The mechanisms resulting in vertebrobasilar artery tortuosity remain unclear [3]. It has been reported that vertebrobasilar artery tortuosity is associated with connective tissue disorders [18], reduced elasticity and degeneration of blood vessels, and vascular wall shear stress [3, 19]. Vascular risk factors such as hypertension, diabetes and lipid metabolism disorders can promote atherosclerosis, aging, and degeneration of blood vessels, thereby aggravating vertebrobasilar artery tortuosity [20]. In the present study, both patients were elderly with no connective tissue disorders, but with cerebrovascular risk factors, and had tortuosity in multiple segments of the vertebrobasilar arteries with spiral looping in the V4 segments of the vertebral arteries, suggesting that reduced elasticity and degeneration of the blood vessels was the likely cause of blood vessel tortuosity in these patients. However, congenital variants of the vertebral artery are common. For example, the vertebral artery can arise from an aortic arch [21], or have abnormal duplicated branches [22]. Additionally, the left vertebral artery is dominant in 50% of the population, the right in 25%, and two vertebral arteries with similar caliber account for the remaining 25% of cases [5]. Furthermore, emerging evidence suggests that vertebral artery hypoplasia may contribute to ischemic events and is closely associated with both atherosclerotic and prothrombotic processes, especially when other risks factors are present [5]. Therefore, we cannot exclude the possibility of anatomical variants for tortuous blood vessel formation in these patients. The spiral twisting could have been a congenital variant since it is unlikely that an acquired spiral twist could occur within a closed vascular system. Moreover, the pathogenesis of blood vessel spiral twisting requires further investigation.

Conclusion

In conclusion, we describe two elderly patients with vascular vertigo, who had vertebrobasilar tortuosity and cerebrovascular risk factors were described.
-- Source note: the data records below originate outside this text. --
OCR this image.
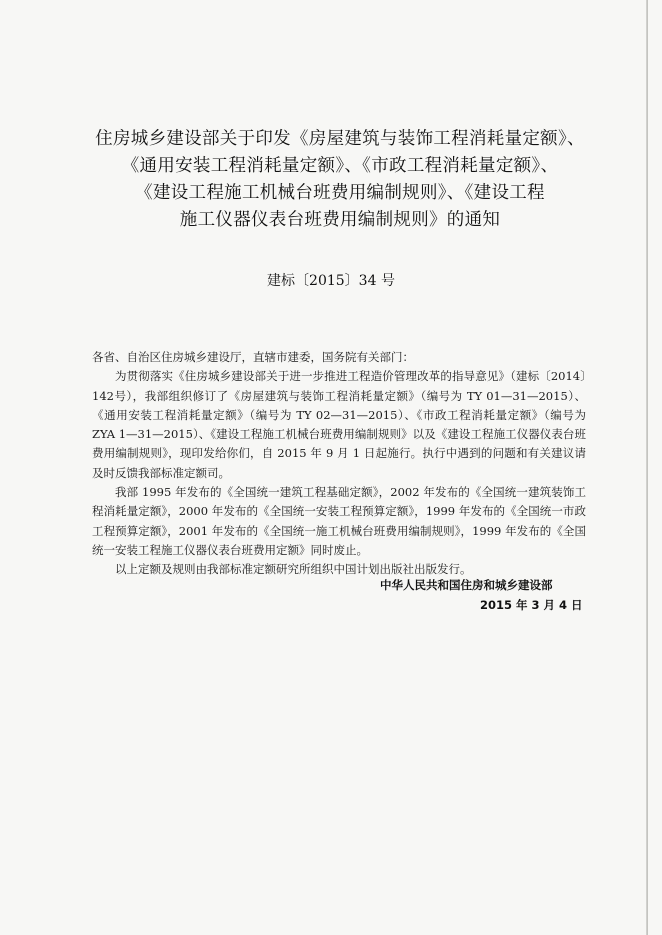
住房城乡建设部关于印发《房屋建筑与装饰工程消耗量定额》、
《通用安装工程消耗量定额》、《市政工程消耗量定额》、
《建设工程施工机械台班费用编制规则》、《建设工程
施工仪器仪表台班费用编制规则》的通知
建标〔2015〕34 号

各省、自治区住房城乡建设厅，直辖市建委，国务院有关部门：

为贯彻落实《住房城乡建设部关于进一步推进工程造价管理改革的指导意见》（建标〔2014〕142号），我部组织修订了《房屋建筑与装饰工程消耗量定额》（编号为 TY 01—31—2015）、《通用安装工程消耗量定额》（编号为 TY 02—31—2015）、《市政工程消耗量定额》（编号为 ZYA 1—31—2015）、《建设工程施工机械台班费用编制规则》以及《建设工程施工仪器仪表台班费用编制规则》，现印发给你们，自 2015 年 9 月 1 日起施行。执行中遇到的问题和有关建议请及时反馈我部标准定额司。

我部 1995 年发布的《全国统一建筑工程基础定额》，2002 年发布的《全国统一建筑装饰工程消耗量定额》，2000 年发布的《全国统一安装工程预算定额》，1999 年发布的《全国统一市政工程预算定额》，2001 年发布的《全国统一施工机械台班费用编制规则》，1999 年发布的《全国统一安装工程施工仪器仪表台班费用定额》同时废止。

以上定额及规则由我部标准定额研究所组织中国计划出版社出版发行。

中华人民共和国住房和城乡建设部
2015 年 3 月 4 日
The attacks of vertigo experienced by these patients most likely resulted from a combination of vertebrobasilar tortuosity and cerebrovascular risk factors. Further studies on the roles of cerebrovascular risk factors in hemodynamic abnormalities of patients with blood vessel tortuosity will highlight therapeutic targets for the prevention and treatment of cerebrovascular diseases.

Patient consent

Written informed consent was obtained from both patients for publication of this case report and any accompanying images. A copy of the written consent is available for review by the Editor-in-Chief of this journal.